The rapid advancement of AI music generation is raising important questions about the fair use of copyrighted works to train these AI models. While AI music startups like Suno are generating significant buzz with their impressive text-to-song capabilities, there are growing concerns that some may be training their models on copyrighted music without obtaining the necessary licenses or consent from rights holders.

Everything you need to know:
✓ Questions raised over whether Suno and others exploit copyrighted music to train AI without licenses
✓ Unfair AI music training potentially undermines musicians, letting tech profit at their expense
✓ Supporting transparent, ethical AI crucial to ensure fairness to human creators as tech advances
Are AI music companies secretly stealing from artists?
The rapid advancement of AI music generation is raising important questions about the fair use of copyrighted works to train these AI models. While AI music startups like Suno are generating significant buzz with their impressive text-to-song capabilities, there are growing concerns that some may be training their models on copyrighted music without obtaining the necessary licenses or consent from rights holders.

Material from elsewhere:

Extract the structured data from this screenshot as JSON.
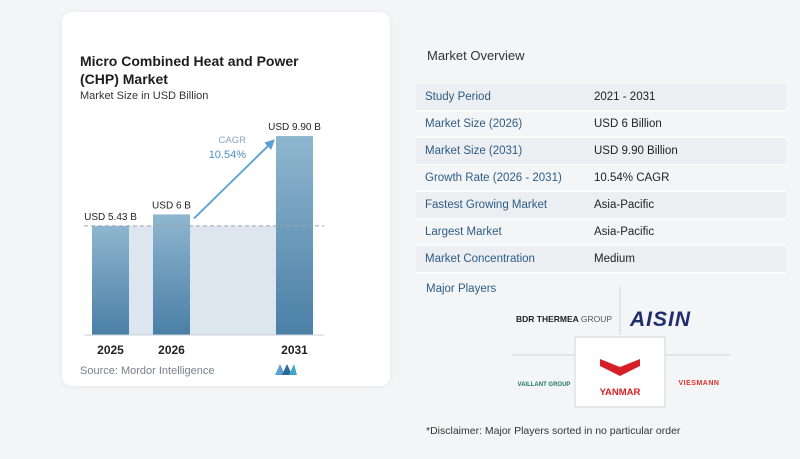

In a recent guest column, Ed Newton-Rex, CEO of AI ethics certification company Fairly Trained, raises the alarm about Suno’s training practices. While praising the technical capabilities of Suno’s AI, Newton-Rex points to several clues suggesting the company likely trained its models on a vast corpus of copyrighted songs without appropriate licensing deals in place with major music labels and publishers.
Suno has so far declined to disclose details about its training data sources. In an interview with Rolling Stone, one of Suno’s investors acknowledged the company did not have label deals when it started, invested despite knowing Suno could get sued, and that the founders’ lack of open hostility to the music industry “doesn’t mean we’re not going to get sued.” Suno has also not engaged with Fairly Trained’s offer to get certified for ethical AI training practices, unlike a dozen other AI music startups.
If it’s true that Suno and potentially other AI music companies are exploiting copyrighted works without permission to train competing AI models, Newton-Rex argues this poses an existential threat to human musicians and the music industry. Generative AI music is already starting to eat into streaming revenues as some people listen to AI music instead of human-created songs on services like Spotify. If AI music training isn’t done above board with proper licensing, it will inevitably lead to lost income for musicians as AI unfairly competes with their work.
Two roads for AI music: Exploitation or ethics
There are two paths forward – the exploitative approach of training AI models on copyrighted music without consent, or the ethical approach of only using appropriately licensed or public domain works. Newton-Rex highlights that many AI music startups, around a dozen certified so far by Fairly Trained, are putting in the hard work to train their models fairly without resorting to exploiting musicians’ intellectual property.
However, some of the biggest generative AI companies continue to scrape huge datasets of creative works to train their models with little regard to licensing. This has sparked major public outcry from creators and a wave of lawsuits aimed at protecting their rights and livelihoods. If we as a society condone the unauthorized use of copyrighted material to train AI, we are implicitly supporting the destruction of the creative industries for the commercial benefit of big tech companies.
It’s crucial that the media and public apply more scrutiny to the training data practices of buzzy AI startups like Suno. We can’t let the hype around their capabilities blind us to unfair exploitation happening behind the scenes. Suno should disclose its data sources and prove it is not freeloading off musicians’ work if it wants to claim the ethical high ground. The AI music companies doing things the right way by actually licensing training data or using public domain works exclusively deserve our praise and support.
In the end, it doesn’t matter if you’re a team of musicians building the AI, claim to respect IP rights, or decorate your office with pictures of famous composers. As Newton-Rex argues, “If you train on copyrighted work without a license, you’re not on the side of musicians. You’re unfairly exploiting their work to build something that competes with them. You’re taking from them to your gain — and their cost.” Only by insisting on fair, transparent and ethical AI training practices can we ensure technological progress in music doesn’t come at the expense of human artists.